2、私は何をしたの?
「……冗談はやめてくれ、ミレイナ」
「君の嘘にはもう飽きた。次はどんな芝居をして俺を縛る気だ?」
低く押し殺したような声だった。
......信じてもらえない。
私は、この人に何かしたの......?
でも、今言っていることは、事実。嘘じゃない。
「冗談ではありません。……"ミレイナ"って、誰ですか?」
静かな沈黙が落ちた。
男の目が見開かれる。赤い瞳に浮かぶのは、混乱と、信じがたいものを目にした人間の驚愕。
部屋の隅で控えていた使用人たちが、一斉に息を呑むのが聞こえる。
空気が凍りついたような気がした。
「……目覚めたばかりだ。ひとまず診察を受けてくれ」
絞り出すように、男は言う。
その声に込められた怒気は薄れ、どこか――脆く、掴みどころのない響きをしていた。
***
医師の診察が終わる頃には、日が少し傾き始めていた。
「……記憶喪失のようです。強い衝撃や、精神的ショックによるものかと」
医師が低く静かな声でそう告げたとき、私はただ、布団の中で膝を抱えるように座っていた。
“記憶喪失”――確かに、その言葉は今の私にぴったりだった。何も思い出せない。すべてが空白のまま。
名前を呼ばれても、それが自分のことだと思えない。

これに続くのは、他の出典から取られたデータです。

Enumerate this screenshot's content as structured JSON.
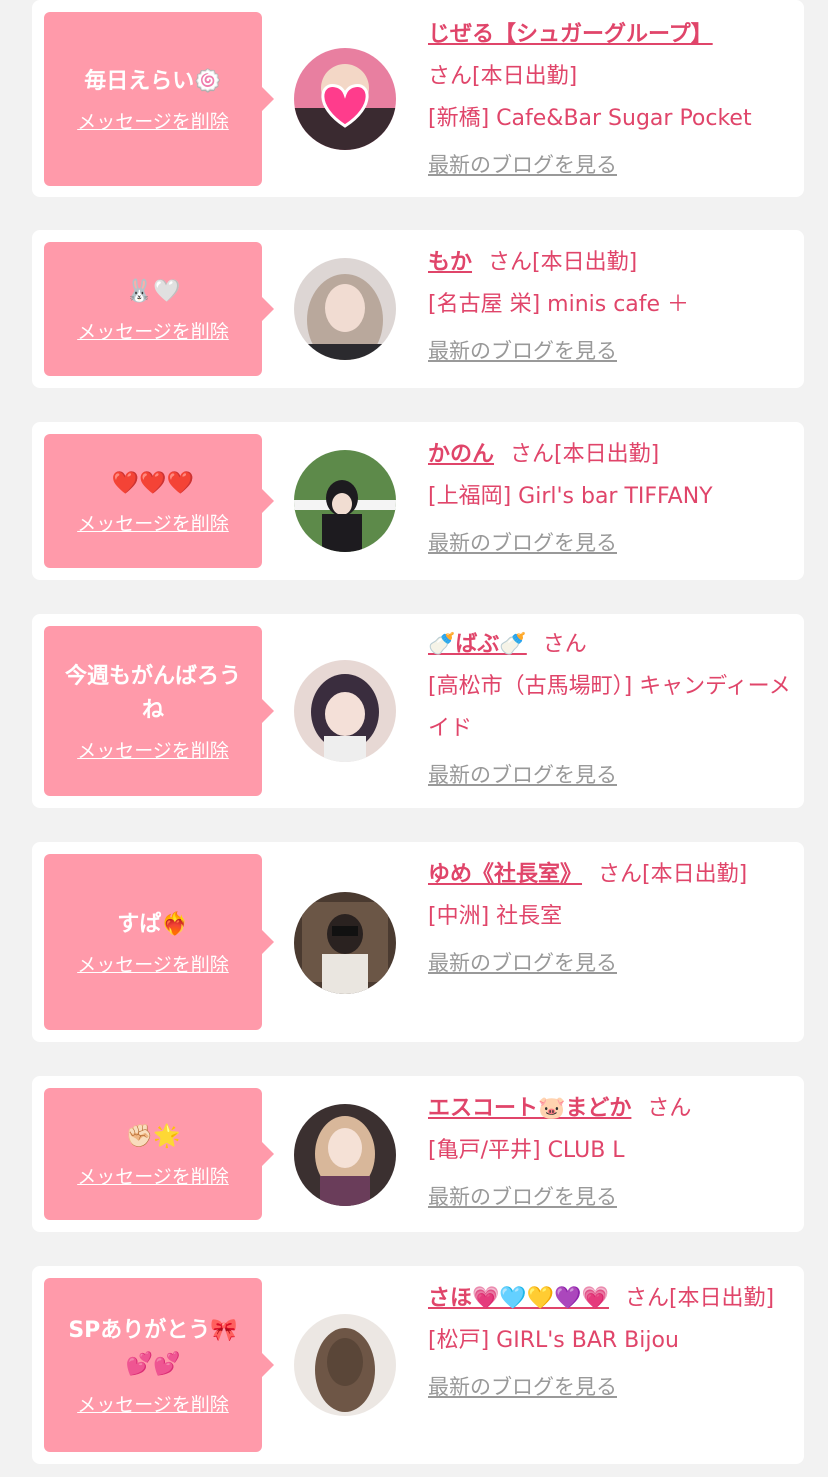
{
  "common": {
    "delete_label": "メッセージを削除",
    "blog_label": "最新のブログを見る",
    "san_suffix": "さん",
    "accent_color": "#e0456a",
    "bubble_color": "#ff9aaa"
  },
  "items": [
    {
      "message": "毎日えらい🍥",
      "name": "じぜる【シュガーグループ】",
      "status": "さん[本日出勤]",
      "shop": "[新橋] Cafe&Bar Sugar Pocket",
      "avatar_icon": "heart-sticker-avatar"
    },
    {
      "message": "🐰🤍",
      "name": "もか",
      "status": "さん[本日出勤]",
      "shop": "[名古屋 栄] minis cafe ＋",
      "avatar_icon": "girl-photo-avatar"
    },
    {
      "message": "❤️❤️❤️",
      "name": "かのん",
      "status": "さん[本日出勤]",
      "shop": "[上福岡] Girl's bar TIFFANY",
      "avatar_icon": "girl-photo-avatar"
    },
    {
      "message": "今週もがんばろうね",
      "name": "🍼ばぶ🍼",
      "status": "さん",
      "shop": "[高松市（古馬場町）] キャンディーメイド",
      "avatar_icon": "girl-photo-avatar"
    },
    {
      "message": "すぱ❤️‍🔥",
      "name": "ゆめ《社長室》",
      "status": "さん[本日出勤]",
      "shop": "[中洲] 社長室",
      "avatar_icon": "girl-photo-avatar"
    },
    {
      "message": "✊🏻🌟",
      "name": "エスコート🐷まどか",
      "status": "さん",
      "shop": "[亀戸/平井] CLUB L",
      "avatar_icon": "girl-photo-avatar"
    },
    {
      "message": "SPありがとう🎀💕💕",
      "name": "さほ💗🩵💛💜💗",
      "status": "さん[本日出勤]",
      "shop": "[松戸] GIRL's BAR Bijou",
      "avatar_icon": "girl-photo-avatar"
    }
  ]
}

何もかもが他人事のようだった。
すると、扉の外から駆け寄る足音が聞こえ、勢いよく部屋の扉が開いた。
「ミレイナ……!!」
駆け込んできた女性が、私の名を呼んで飛びつくように抱きしめてきた。
香水ではない、上品な花の香りがふわりと鼻先をかすめる。
細く華奢な体を震わせ、女性は大粒の涙が私の肩を濡らした。
……誰?
けれどその目元には細いしわがあり、泣き崩れる顔には私とどこか似た面影があった。
その後ろから現れた男性も、静かに私の隣にひざまずく。
こめかみに白いものを混じらせた髪と整った髭、厳格な中にも優しげな眼差し。
「ミレイナ……目を覚ましたと聞いて、すぐに来たよ。無事でよかった……」
私を抱く腕に、声に、愛情がこもっている。
ふたりとも、私の両親――なのだろうか。
あたたかい声で、泣きながら私の名を呼ぶ人たち。
彼らの表情に偽りはないように思えた。
けれど。
その名を呼ばれても、何も思い出せない。
彼らの顔にも、声にも、まったく見覚えはなかった。
さらに、今度はもうひとり、男が現れた。
「記憶喪失と聞いた。……本当なのか?」
低くよく通る声。背筋の伸びた若い男は、透き通るような白銀の髪と、冷静なまなざしを持っていた。
彼の顔を見た瞬間、私は一瞬言葉を失った。
私とよく似た顔立ち。まるで、男の自分を見ているような錯覚さえ覚える。
「私は……あなたも、知らない……」
言葉がぽつりとこぼれ落ちた。
彼の眉がわずかに動く。疑念とも困惑ともつかない表情で、私を見つめ返していた。
「……レオナルド。彼はおまえの兄よ。私たちは家族なの」
「ミレイナ、おまえは“ヴァンデール公爵家”の娘で――今はユリウス君と結婚して、“エルフォード侯爵夫人”なのよ」
説明する声は優しくて、愛にあふれていた。
なのに――
私はただ、黙って彼らを見つめることしかできなかった。
先ほどまで、知らない人たちに囲まれて、私は……罪人みたいな目で見られていた。
胸の奥が、ぎゅうっと締め付けられる。
この温かな言葉をかけてくれる両親?だけが、唯一――本当に私を心配してくれているように見えた。
けれどその愛情にさえ、応える言葉を持たない自分が、ひどく情けなかった。
私は一体、何をしたの?
なぜみんな、私にこんなにも――期待して、怯えて、傷ついているの?
私の中の“空白”が、じわじわと広がり、痛みすら感じた。